As a choreographer, Phillips carefully considers the settings of his dances. He thinks of the landscape as a “protagonist,” he says. Last year, when he was biking through the Province Lands, he suddenly rounded a bend to a vision of sprawling dunes and ocean. “I thought, this is a place I’d love to make a dance,” he says. “We’re drawn to places that have theatrical potential in the topography and the light. We’re also drawn to places that have social and environmental root systems.” Provincetown had it all.

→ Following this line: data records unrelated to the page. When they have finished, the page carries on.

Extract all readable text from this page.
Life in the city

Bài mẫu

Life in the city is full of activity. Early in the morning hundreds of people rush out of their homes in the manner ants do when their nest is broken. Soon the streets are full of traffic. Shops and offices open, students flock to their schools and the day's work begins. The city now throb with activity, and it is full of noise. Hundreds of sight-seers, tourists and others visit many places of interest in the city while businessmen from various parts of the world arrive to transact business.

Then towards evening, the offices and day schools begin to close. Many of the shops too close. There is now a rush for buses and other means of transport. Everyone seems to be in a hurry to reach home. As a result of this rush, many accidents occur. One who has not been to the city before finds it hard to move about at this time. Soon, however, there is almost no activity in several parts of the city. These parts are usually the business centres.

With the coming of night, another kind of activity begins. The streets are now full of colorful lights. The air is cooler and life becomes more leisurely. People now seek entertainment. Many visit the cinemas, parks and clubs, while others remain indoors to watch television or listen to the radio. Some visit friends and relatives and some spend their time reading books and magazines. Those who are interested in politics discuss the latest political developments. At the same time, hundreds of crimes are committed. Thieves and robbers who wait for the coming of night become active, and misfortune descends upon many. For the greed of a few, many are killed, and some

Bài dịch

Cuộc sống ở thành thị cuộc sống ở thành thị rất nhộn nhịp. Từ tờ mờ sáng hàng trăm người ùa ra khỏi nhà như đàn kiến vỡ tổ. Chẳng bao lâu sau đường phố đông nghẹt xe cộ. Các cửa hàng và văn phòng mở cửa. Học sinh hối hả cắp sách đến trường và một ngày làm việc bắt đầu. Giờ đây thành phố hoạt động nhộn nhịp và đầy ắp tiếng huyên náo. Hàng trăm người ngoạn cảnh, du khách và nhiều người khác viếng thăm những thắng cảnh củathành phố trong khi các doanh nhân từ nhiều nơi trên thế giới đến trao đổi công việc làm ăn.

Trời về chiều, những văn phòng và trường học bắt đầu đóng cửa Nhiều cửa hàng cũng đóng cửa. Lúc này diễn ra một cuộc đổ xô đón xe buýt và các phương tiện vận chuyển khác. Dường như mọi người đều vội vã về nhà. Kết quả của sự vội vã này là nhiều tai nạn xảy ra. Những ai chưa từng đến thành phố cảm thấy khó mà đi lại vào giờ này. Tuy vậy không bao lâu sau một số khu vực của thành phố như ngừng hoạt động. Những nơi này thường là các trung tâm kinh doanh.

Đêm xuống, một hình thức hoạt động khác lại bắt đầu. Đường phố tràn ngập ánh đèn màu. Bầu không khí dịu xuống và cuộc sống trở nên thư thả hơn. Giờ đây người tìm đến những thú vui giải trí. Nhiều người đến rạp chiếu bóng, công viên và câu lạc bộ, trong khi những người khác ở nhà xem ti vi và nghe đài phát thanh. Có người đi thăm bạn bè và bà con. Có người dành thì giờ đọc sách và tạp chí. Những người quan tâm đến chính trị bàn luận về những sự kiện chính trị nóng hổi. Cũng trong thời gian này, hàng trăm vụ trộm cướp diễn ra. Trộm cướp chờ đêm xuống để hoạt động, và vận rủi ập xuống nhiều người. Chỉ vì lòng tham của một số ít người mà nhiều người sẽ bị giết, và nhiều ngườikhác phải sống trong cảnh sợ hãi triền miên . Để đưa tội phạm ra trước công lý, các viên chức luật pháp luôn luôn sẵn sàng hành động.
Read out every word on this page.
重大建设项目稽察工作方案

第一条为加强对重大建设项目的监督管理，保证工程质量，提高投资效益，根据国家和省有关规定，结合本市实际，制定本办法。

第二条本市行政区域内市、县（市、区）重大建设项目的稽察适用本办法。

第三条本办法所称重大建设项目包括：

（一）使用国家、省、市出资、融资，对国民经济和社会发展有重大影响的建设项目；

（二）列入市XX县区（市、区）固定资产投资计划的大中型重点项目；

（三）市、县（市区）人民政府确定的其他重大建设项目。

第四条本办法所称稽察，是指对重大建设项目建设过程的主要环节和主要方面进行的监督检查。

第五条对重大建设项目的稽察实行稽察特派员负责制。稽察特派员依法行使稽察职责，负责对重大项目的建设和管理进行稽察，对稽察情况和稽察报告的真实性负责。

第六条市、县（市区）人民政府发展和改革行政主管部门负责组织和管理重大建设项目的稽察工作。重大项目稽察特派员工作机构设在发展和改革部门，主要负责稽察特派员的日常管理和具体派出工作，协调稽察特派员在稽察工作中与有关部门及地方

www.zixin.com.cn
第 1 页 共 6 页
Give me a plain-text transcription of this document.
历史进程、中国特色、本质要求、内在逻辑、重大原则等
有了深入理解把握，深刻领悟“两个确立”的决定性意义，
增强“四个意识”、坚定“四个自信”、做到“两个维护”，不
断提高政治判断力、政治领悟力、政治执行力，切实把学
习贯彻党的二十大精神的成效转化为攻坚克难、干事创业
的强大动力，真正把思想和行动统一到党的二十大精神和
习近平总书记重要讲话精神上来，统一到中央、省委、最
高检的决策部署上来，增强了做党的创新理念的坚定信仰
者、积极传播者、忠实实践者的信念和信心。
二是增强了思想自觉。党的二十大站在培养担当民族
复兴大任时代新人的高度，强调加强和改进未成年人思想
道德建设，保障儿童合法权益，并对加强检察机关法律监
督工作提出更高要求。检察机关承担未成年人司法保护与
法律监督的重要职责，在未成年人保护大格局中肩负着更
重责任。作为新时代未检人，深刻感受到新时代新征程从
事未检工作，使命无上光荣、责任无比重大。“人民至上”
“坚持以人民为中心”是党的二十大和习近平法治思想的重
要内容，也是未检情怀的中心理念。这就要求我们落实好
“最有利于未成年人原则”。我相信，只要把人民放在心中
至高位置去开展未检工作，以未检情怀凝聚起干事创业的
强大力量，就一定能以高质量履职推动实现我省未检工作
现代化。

Race Point Beach was much more than a passive stage in the performance. It played a role. Clothes ruffled in the wind as the dancers moved as one, sweeping the sand with their feet and stroking their arms as if bathing in the ocean. When Van Allen, Knight, and Liegel took the stage as a trio, the audience watched raptly. To a serene, beautiful etude, the three seemed to echo the movements of a gently rolling ocean. Then, to a spritely, almost comical etude, the dancers hopped and twitched like hermit crabs. Provincetown dancer Alexandra Copp, who owns Rainbow Weavers, joined the professionals in an exuberant quartet.
In one short section, Van Allen and Knight danced a sensual and heartbreaking duet in which they embraced and fell apart over and over again. In the ocean behind the stage, four seals swam by, then stopped as if transfixed.

Despite its sense of finality, the Race Point performance was not the culmination of “Erosions” but a component of a something bigger. Every part of the project so far — the interviews, workshops, and performances — have been filmed by Site-Specific’s videographer Emma Kazaryan and will be compiled in a documentary that Phillips hopes to bring to Provincetown next summer.
In the final section of the Race Point show, community members and professionals held the stage together. At each of Phillips’s workshops, participants had learned the same movement: Like a field of kelp being moved by the sea, the dancers reached up, then down. They twisted, bent, and circled each other. When they took their bows, a spell seemed to break, and the audience’s silence became enthusiastic cheers.
“Everyone can dance,” says Phillips. “Everyone can create movement. We stick to that, and it always works out.”